Fox Sports’ “Big Noon Kickoff” is expanding from one hour to two hours this season, The Post has learned. This will increase its competition with one of the all-time pregame shows, ESPN’s “College GameDay” — which runs from 9 a.m.-noon.

While “College GameDay” will announce soon how or if it will be on campuses, “Big Noon Kickoff” with Urban Meyer, Reggie Bush, Matt Leinart, Brady Quinn and Rob Stone will try to make further inroads.

Last year, ESPN and Fox fought about how to interpret the ratings for the two programs. While ESPN was the overall winner, the fact that Fox was in the conversation was a major victory for its rookie season.

Fox’s strategy to focus on the noon game window proved to be a success and finally gave it a strong, coordinated time slot that CBS has with the SEC in late afternoons, NBC possesses with Notre Dame and ESPN/ABC have had with its onslaught of coverage that leads into its prime-time lineup.

This year, Fox will have to compete without the help of Big Ten games to lead into and will instead rely on the Big 12.

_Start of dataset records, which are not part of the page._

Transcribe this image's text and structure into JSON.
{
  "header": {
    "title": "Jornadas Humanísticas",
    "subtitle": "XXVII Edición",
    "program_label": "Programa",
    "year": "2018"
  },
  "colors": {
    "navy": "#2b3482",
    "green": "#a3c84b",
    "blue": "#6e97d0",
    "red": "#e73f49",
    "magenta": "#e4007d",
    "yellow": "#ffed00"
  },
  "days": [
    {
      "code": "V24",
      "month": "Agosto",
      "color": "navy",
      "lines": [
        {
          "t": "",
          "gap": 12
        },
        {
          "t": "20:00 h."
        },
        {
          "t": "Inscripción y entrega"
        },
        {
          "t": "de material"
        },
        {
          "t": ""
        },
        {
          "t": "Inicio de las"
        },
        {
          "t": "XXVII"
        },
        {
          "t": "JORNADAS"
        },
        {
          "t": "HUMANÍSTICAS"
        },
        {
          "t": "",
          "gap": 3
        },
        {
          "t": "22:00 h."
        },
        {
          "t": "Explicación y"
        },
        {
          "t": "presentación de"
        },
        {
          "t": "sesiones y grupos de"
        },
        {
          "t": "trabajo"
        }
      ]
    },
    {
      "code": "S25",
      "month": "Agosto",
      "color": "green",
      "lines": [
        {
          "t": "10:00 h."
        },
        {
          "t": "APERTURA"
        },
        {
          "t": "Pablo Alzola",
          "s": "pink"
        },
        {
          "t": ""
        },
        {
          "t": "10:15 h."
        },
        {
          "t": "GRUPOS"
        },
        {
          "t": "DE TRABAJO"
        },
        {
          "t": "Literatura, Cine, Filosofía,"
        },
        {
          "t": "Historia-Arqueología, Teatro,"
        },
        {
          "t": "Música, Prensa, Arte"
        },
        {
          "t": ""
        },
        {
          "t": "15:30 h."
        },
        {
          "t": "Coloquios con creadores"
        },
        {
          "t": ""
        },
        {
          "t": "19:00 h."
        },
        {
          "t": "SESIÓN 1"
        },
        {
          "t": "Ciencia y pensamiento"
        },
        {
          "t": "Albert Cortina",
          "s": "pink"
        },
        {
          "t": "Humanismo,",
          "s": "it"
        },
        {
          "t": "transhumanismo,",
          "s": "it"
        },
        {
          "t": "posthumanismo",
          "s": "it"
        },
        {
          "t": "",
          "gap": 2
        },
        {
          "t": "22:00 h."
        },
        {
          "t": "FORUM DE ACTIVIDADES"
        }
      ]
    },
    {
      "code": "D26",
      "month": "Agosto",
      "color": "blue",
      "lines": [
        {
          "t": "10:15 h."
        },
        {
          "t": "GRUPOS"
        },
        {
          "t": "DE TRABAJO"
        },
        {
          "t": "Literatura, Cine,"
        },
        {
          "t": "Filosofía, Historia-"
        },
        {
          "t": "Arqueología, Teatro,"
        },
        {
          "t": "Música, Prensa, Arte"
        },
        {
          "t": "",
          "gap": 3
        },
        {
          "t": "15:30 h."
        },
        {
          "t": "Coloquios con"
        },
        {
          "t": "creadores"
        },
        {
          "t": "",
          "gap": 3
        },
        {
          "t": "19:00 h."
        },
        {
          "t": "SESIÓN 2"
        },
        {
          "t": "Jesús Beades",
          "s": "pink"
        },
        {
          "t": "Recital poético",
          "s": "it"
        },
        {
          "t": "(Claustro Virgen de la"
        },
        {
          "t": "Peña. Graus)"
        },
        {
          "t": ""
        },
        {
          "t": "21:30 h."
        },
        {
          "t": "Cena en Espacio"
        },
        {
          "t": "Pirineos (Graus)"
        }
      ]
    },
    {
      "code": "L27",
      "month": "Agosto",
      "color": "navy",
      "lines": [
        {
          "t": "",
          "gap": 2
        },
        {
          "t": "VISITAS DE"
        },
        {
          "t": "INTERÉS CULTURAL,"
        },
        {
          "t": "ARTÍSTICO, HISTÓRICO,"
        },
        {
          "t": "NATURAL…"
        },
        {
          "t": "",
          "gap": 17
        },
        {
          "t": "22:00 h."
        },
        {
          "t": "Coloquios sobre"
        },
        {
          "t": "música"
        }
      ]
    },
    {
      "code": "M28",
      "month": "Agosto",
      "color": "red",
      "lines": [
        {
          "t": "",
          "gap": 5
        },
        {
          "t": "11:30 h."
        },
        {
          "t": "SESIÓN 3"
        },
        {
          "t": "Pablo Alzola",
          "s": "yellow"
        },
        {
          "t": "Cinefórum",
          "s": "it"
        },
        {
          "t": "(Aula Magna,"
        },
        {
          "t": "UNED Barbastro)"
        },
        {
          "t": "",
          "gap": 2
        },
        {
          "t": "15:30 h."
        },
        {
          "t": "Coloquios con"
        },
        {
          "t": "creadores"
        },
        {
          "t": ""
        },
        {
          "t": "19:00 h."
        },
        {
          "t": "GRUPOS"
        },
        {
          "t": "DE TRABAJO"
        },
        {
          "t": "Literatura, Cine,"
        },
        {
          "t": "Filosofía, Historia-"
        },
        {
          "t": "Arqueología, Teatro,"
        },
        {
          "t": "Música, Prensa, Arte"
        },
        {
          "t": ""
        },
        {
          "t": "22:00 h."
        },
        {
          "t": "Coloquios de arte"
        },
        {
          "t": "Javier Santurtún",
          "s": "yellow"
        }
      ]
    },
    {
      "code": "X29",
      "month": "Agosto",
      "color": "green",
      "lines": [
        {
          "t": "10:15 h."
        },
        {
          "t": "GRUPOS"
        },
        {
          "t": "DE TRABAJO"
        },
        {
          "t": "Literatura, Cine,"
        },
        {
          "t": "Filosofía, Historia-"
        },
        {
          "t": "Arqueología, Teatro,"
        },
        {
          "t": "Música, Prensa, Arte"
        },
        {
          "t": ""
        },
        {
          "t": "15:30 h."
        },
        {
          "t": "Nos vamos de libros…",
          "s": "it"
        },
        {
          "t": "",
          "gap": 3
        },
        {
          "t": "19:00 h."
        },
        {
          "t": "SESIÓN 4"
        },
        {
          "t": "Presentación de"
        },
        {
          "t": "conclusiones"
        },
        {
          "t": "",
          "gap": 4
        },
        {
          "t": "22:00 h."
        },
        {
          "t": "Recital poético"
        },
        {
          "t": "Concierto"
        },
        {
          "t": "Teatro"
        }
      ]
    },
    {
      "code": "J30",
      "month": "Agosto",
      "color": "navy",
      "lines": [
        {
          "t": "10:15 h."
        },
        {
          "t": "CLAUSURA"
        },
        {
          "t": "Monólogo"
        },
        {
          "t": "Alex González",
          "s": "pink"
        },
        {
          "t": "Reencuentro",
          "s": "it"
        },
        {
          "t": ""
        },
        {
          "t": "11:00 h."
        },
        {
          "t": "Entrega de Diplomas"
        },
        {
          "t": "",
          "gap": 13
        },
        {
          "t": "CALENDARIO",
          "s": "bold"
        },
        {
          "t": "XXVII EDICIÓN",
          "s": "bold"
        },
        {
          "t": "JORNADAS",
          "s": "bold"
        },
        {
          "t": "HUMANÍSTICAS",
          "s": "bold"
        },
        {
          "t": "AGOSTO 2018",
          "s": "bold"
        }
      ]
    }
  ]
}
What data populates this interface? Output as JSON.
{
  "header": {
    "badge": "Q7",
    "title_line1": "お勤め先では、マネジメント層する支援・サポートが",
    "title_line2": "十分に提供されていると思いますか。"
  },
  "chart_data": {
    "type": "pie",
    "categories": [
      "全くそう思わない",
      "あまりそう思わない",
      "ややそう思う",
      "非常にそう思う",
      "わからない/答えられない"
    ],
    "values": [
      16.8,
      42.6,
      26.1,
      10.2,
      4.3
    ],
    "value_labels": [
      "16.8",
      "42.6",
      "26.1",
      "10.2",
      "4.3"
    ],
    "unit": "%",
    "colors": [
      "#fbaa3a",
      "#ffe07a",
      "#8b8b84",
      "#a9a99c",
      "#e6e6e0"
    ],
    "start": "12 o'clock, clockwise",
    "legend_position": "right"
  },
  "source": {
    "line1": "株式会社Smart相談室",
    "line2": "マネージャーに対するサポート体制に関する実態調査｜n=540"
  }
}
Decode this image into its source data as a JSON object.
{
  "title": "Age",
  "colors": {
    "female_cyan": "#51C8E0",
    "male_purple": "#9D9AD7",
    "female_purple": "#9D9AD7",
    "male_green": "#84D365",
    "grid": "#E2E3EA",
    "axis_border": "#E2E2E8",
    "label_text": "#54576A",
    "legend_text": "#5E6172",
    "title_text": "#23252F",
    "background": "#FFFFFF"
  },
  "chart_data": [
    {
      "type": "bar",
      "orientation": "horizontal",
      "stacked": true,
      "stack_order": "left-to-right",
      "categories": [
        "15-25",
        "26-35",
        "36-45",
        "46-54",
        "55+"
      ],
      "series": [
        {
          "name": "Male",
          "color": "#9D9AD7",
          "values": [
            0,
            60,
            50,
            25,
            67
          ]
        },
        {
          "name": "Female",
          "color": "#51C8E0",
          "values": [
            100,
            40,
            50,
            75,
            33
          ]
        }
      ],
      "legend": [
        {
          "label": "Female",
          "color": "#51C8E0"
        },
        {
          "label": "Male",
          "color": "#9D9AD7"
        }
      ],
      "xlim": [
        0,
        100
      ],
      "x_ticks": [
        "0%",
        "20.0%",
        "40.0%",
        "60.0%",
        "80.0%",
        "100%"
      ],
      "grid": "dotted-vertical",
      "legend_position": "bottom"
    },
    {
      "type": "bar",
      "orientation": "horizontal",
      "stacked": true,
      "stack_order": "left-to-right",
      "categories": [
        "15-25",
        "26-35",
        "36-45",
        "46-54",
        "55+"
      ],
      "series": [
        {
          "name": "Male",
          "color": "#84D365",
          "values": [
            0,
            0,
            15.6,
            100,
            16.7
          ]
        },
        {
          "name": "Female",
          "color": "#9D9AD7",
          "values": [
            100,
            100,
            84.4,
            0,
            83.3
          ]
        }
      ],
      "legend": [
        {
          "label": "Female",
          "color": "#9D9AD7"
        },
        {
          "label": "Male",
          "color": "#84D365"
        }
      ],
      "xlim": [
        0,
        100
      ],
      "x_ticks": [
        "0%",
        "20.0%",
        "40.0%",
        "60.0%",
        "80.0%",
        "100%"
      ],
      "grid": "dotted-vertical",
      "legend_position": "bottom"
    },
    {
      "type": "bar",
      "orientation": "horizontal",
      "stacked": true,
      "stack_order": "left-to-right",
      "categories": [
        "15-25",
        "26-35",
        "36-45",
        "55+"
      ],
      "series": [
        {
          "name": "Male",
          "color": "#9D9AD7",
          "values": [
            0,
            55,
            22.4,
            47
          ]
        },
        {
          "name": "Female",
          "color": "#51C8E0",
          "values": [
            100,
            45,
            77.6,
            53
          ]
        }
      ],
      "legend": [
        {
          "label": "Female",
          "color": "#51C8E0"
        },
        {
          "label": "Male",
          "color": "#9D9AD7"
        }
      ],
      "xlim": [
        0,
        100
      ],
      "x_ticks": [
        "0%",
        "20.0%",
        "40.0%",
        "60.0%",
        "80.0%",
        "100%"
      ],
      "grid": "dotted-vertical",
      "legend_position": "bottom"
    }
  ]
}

Fox decision-makers decided at the end of last year that they should expand the show. Even with Big Ten not playing, it is going forward with its plan. Fox Sports also has rights to the Pac-12 and Mountain West, which also postponed their respective fall schedules.

While there will be no Michigan-Ohio State game, “Big Noon Kickoff” is expected to lead into the Red River Showdown, between Oklahoma and Texas on Oct. 10. Its first game of the season is expected to be Baylor versus Louisiana Tech on Sept. 12. It is the debut of Bears coach Dave Aranda.

“Big Noon Kickoff” will emanate from its Los Angeles studios and is unlikely to go on the road, as it did last year. Since there should be plenty of news insider Bruce Feldman will likely have a bigger role on the program. Last season, Feldman was on the road, where he worked the sidelines during games.